Friday, April 28, 2006

Seattle

So here I am in Seattle… I’m actually in the plane right now running a calibration, and I thought that since I am up to date in my data reduction (from the last 4 flights), and that I’ve finished what my boss wants me to do for my performance assessment that I would pass the time while I wait for my calibrations by writing something for our somewhat neglected blog.

Seattle can be a rather pretty place when it's not gloomy. We've been fortunate that we haven't had more than one day of rain so far - I attribute that to the fact that I bought raingear soon after arriving, but more for the cold than the wet. This is my first time in Washington, which means that I’ve got one more state, although I’m afraid I’ve lost count of how many I’ve got now. I think it’s somewhere around 34, although it depends how you count them. (I include the three states where I’ve only been in airports, and I also include D.C. - although it really isn’t a state, but it is a separate entity - which goes against some people’s rules.) Anyhow, I didn’t expect to see quite so many mountains here in Seattle.
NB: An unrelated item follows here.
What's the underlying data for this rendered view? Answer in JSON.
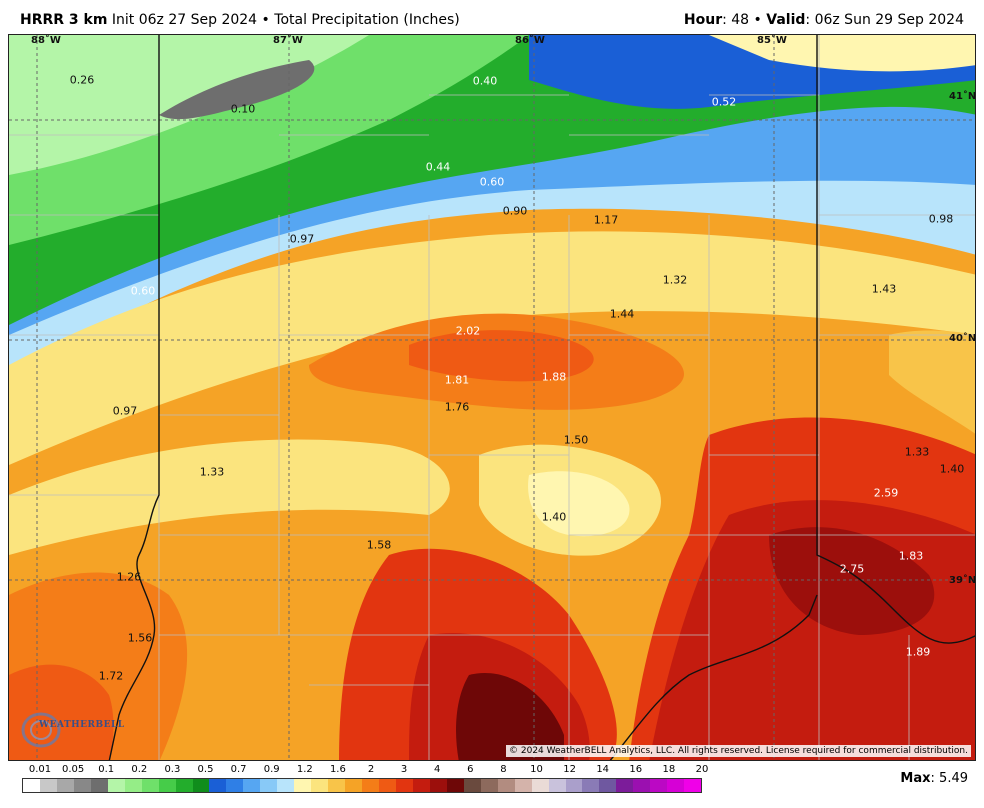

The mountains are a lot further away here than they are in Vancouve. I guess it’s more like Surrey, where you can see a whole mountain range off in the distance. Here, however, there are ranges on almost all four sides - the cascades go from the north to the south on the eastern side of us, and the Olympians go to the north and south off to the west. They’re much more jagged and craggy than the mountains in Colorado, and it seems strange to not see foothills in the foreground. They’re stunningly beautiful from the ground as well as the sky. A few days ago we flew a flight track that took us by Mt. Bachelor for a fly-by of the peak which was pretty fun. There is a research station near the peak so the idea was that we could intercompare with them by getting really close. The best part was that we were told the previous day on the flight plan to “be sure to bring our cameras.” The best part was that the flight was only to be 4 ½ hours long - it felt more like a scenic outing than a research flight.

Sunday was our first hard down day, so I took the opportunity to do something I haven’t done in a long time: I went to Canada! I haven’t been on Canadian soil since May 25, 2005, so it was nice to go “home”. After a quick drive up I-5, a colleague of mine and I were crossing the border, and soon after that we were in Vancouver. We didn’t do anything really special up there – the two touristy things that I’d thought up were really expensive (who wants to pay $30 to catch a lift up Grouse Mountain?!), so instead we met up with my good friend Pete, had lunch at this fabulous little Panini place, wandered through the market on the Quay in North Vancouver, and drove Pete back to Surrey. The best part? We stopped at Tim Horton’s and had coffee – my first Tim’s coffee since the morning of May 25, not including the ones that I made from the can that Brenda brought us last month. I miss my Timmy’s. It was good to see things hadn’t changed too much, but I was weirded out by the TV screen mounted up in the menu area perpetually churning out Tim Horton’s images.

I’ve got 5 more days to go until I get to go home for a week. If it’s anything like the last week and a half, it’ll go by quickly and without a lot of fanfare. Hopefully between now and then I’ll actually go INTO Seattle – we’re living in suburbanland in a community north of Seattle called Lynnwood, and we work out of Paine Field base in Everett. Lynnwood is I’m sure a very nice place, but the hotel that we’re staying in is surrounded by large stores such as Best Buy, Famous Footwear, Nordstrom Rack and Babies R Us. Within a 10 minute walk we have a huge mall, surrounded by a number of chain restaurants, but thankfully there are a few that aren’t chains. (I’m not a snob about chain restaurants, but if I’m going to eat out in a different city, I want to eat something that I can’t get everywhere else in North America.)

Paine Field is where Boeings are built in what *used* to be the world’s largest building by volume – not the VAB, surprisingly. Evidently, there is a new building that has taken over that title. Nevertheless, it’s a rather old airport, and I’m not even sure there are commercial flights that take off from here. We don’t have a hangar, so the cold, wet, damp Seattle mornings are not too friendly to us when we have to work outside, but it’s been warming up during the day. We are parked on a tarmac right beside on old derelict B-52. It has 8 jet engines, wheels on the tips of the wings, and you can actually go stand up inside the bomb bay – not that we’re supposed to be doing that. A couple days ago some of our mechs were standing on ladders and peering into the windows like little children at Christmastime.

1 comment:

Anonymous said...

I like that blog but mostly because I am in it.